WOMEN'S CLUBS ASK BAN ON JAPS

ST. LOUIS, April 28.--(AP)--The General Federation of Women's Clubs was guided through the closing sessions of its 53rd annual convention today by the first woman from a small town to be chosen president of the organization since its establishment in 1891.

Mrs. Lucy Jennings Dickinson of Keene, N.H., wife of LaFell Dickinson, box manufacturer, was elected to a three-year term yesterday to head the federation of 16,500 women's clubs which have a total membership of 2,500,000.

Other officers elected included Mrs. Volney W. Taylor, Brownsville, Tex., treasurer.

Anti-Jap Stand

The federation adopted a resolution "favoring the prevention of the return of any Japanese or Japanese-Americans to the coastal areas for the duration and for the transfer of all control of all Japanese in America from civilian authority to the United States Army."

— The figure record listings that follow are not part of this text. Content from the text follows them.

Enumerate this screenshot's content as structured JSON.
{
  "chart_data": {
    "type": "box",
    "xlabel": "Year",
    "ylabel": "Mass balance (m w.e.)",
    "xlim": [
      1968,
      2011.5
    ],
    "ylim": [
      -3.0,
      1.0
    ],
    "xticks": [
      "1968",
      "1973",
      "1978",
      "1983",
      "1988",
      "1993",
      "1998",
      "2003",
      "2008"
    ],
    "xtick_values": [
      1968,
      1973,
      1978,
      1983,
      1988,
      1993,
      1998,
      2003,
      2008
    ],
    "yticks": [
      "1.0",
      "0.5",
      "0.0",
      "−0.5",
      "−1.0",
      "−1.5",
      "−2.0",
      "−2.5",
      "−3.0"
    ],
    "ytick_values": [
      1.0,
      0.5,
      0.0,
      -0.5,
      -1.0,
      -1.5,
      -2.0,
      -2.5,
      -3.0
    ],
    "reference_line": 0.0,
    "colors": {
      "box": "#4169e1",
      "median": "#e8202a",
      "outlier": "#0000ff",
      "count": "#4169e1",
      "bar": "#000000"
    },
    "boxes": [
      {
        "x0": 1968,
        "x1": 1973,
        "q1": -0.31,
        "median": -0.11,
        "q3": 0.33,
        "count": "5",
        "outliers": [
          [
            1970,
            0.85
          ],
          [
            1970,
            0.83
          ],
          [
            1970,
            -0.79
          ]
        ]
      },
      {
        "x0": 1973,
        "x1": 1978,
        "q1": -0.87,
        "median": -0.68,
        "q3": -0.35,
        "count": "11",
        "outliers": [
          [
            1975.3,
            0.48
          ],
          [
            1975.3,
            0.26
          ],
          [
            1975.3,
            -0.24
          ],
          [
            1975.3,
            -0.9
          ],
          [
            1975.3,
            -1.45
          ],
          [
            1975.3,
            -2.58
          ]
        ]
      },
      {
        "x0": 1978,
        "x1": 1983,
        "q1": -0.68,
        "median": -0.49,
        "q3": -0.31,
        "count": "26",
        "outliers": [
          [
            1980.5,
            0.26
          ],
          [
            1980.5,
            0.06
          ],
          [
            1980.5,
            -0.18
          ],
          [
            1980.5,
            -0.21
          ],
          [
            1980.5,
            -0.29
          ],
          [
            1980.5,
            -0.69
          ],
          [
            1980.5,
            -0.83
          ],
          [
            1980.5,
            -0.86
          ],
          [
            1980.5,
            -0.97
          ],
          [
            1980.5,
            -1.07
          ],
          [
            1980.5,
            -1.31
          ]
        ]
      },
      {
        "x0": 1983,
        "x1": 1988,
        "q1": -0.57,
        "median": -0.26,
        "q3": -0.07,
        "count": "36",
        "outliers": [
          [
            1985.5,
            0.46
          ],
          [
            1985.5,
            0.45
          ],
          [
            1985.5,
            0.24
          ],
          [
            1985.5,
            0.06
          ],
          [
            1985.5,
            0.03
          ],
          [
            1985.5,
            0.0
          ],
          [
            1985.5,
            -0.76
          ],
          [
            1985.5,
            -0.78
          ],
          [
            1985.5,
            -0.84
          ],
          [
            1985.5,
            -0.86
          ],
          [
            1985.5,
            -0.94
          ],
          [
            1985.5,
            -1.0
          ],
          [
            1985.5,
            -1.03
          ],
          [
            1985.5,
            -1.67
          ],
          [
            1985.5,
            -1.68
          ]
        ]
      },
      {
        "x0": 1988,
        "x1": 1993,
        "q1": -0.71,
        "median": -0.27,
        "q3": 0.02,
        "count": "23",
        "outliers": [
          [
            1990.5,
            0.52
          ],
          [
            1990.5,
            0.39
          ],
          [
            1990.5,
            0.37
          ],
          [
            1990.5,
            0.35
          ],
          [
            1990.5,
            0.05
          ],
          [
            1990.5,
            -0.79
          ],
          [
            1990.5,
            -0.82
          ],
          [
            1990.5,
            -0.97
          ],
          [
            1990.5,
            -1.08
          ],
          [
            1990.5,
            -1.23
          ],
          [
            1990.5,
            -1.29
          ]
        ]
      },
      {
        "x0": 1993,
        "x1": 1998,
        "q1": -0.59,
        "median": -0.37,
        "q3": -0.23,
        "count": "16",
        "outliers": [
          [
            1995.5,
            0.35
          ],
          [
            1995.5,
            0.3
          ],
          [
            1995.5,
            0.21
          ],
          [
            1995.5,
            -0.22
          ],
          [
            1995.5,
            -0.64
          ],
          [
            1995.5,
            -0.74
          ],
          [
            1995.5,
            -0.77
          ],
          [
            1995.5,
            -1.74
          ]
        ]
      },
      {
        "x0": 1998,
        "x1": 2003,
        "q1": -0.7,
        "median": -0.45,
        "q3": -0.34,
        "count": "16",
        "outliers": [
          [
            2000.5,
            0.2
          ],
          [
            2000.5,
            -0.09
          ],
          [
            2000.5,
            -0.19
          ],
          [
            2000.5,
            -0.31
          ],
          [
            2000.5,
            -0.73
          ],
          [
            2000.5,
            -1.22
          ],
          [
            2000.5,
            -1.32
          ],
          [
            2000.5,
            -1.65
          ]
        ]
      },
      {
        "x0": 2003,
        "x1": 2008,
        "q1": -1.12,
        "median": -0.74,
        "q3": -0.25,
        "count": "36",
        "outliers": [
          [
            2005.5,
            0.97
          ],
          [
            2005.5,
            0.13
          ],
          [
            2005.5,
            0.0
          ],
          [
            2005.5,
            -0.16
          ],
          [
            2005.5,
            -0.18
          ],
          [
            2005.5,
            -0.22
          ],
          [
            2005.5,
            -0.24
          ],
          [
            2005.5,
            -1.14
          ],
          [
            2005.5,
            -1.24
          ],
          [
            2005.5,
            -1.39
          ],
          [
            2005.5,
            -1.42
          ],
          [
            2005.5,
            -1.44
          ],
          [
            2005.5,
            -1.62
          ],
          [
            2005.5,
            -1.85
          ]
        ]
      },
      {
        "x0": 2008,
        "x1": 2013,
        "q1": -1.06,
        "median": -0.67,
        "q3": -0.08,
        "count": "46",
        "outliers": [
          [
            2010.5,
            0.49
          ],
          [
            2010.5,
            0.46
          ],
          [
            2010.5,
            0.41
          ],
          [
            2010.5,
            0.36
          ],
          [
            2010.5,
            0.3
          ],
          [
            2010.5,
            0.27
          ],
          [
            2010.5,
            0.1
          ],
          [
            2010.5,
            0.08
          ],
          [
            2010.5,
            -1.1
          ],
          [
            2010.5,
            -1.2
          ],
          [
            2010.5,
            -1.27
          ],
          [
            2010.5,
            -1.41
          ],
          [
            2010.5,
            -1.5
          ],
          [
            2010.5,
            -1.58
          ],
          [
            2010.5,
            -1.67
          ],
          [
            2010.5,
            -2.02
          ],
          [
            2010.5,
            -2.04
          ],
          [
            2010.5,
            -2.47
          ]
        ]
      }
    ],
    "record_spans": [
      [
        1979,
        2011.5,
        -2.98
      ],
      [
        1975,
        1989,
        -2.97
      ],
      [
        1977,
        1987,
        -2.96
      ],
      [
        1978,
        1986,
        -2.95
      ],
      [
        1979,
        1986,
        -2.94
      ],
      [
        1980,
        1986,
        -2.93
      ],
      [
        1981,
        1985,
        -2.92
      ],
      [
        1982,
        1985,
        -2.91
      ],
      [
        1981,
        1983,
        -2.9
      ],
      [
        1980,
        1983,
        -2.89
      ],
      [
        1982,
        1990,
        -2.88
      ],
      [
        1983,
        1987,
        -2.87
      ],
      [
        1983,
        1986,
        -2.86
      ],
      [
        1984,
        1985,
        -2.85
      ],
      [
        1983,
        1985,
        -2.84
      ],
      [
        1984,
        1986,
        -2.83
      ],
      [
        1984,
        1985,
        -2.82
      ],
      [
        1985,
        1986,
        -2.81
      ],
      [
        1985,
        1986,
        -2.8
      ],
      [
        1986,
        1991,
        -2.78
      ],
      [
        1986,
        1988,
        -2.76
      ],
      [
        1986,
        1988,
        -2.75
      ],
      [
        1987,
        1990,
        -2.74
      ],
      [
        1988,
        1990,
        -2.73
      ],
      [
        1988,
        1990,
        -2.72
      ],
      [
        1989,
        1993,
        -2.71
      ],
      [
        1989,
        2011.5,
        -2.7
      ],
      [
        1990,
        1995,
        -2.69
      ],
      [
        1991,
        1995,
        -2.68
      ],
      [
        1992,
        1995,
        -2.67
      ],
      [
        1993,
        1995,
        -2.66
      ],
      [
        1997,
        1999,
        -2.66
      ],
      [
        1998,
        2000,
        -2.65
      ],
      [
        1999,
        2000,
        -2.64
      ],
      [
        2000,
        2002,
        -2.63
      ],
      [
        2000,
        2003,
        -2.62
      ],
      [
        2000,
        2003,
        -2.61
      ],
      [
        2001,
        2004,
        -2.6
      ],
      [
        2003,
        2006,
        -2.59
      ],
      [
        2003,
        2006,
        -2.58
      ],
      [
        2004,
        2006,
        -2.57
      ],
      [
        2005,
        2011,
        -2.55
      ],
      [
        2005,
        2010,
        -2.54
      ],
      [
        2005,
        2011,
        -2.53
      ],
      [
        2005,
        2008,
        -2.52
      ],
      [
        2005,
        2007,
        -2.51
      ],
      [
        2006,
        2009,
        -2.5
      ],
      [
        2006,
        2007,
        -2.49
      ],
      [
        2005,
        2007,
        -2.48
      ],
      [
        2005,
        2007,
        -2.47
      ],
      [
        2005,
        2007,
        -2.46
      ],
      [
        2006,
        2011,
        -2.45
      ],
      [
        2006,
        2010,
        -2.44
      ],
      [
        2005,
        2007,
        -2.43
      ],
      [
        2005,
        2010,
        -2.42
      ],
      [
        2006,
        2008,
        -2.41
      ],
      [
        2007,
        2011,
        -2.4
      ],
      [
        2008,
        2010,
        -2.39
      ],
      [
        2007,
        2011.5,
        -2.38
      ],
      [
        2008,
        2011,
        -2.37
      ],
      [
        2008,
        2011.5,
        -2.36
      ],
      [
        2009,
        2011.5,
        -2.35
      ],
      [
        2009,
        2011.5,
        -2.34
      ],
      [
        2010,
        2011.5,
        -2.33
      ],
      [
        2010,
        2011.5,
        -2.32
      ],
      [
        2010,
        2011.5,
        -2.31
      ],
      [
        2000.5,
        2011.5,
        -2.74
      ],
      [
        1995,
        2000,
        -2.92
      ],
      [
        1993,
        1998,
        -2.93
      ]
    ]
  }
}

Proposed by the Los Angeles division of the California Federation, the resolution further stated that "the federation urge on Congress the expatriation of all convicted, disloyal Japanese-Americans" and asked an exhaustive study of the Japanese problem before the end of the war.

The proposal was adopted over opposition from delegates who urged the federation not to commit itself to a "dangerously prejudicial attitude inspired by war hatred."

Statehood for Alaska

Another resolution advocated permanent commissioned ranks for Army nurses. Another called on Congress to speed legislation to make Alaska the 49th state. The resolution was introduced by Mrs. Mildred R. Hermann of Juneau.

Resolutions yesterday expressed the conviction that international machinery must be set up if a just and lasting peace is to be achieved, and urged the maintenance and strengthening of ties of friendship between the United States and the other American republics.

Reaffirmed was a resolution supporting the principle of regulation of marriage and divorce through uniform state laws, and another urging continuation of a policy of restricted immigration "as will safeguard the interests of the citizens of the United States."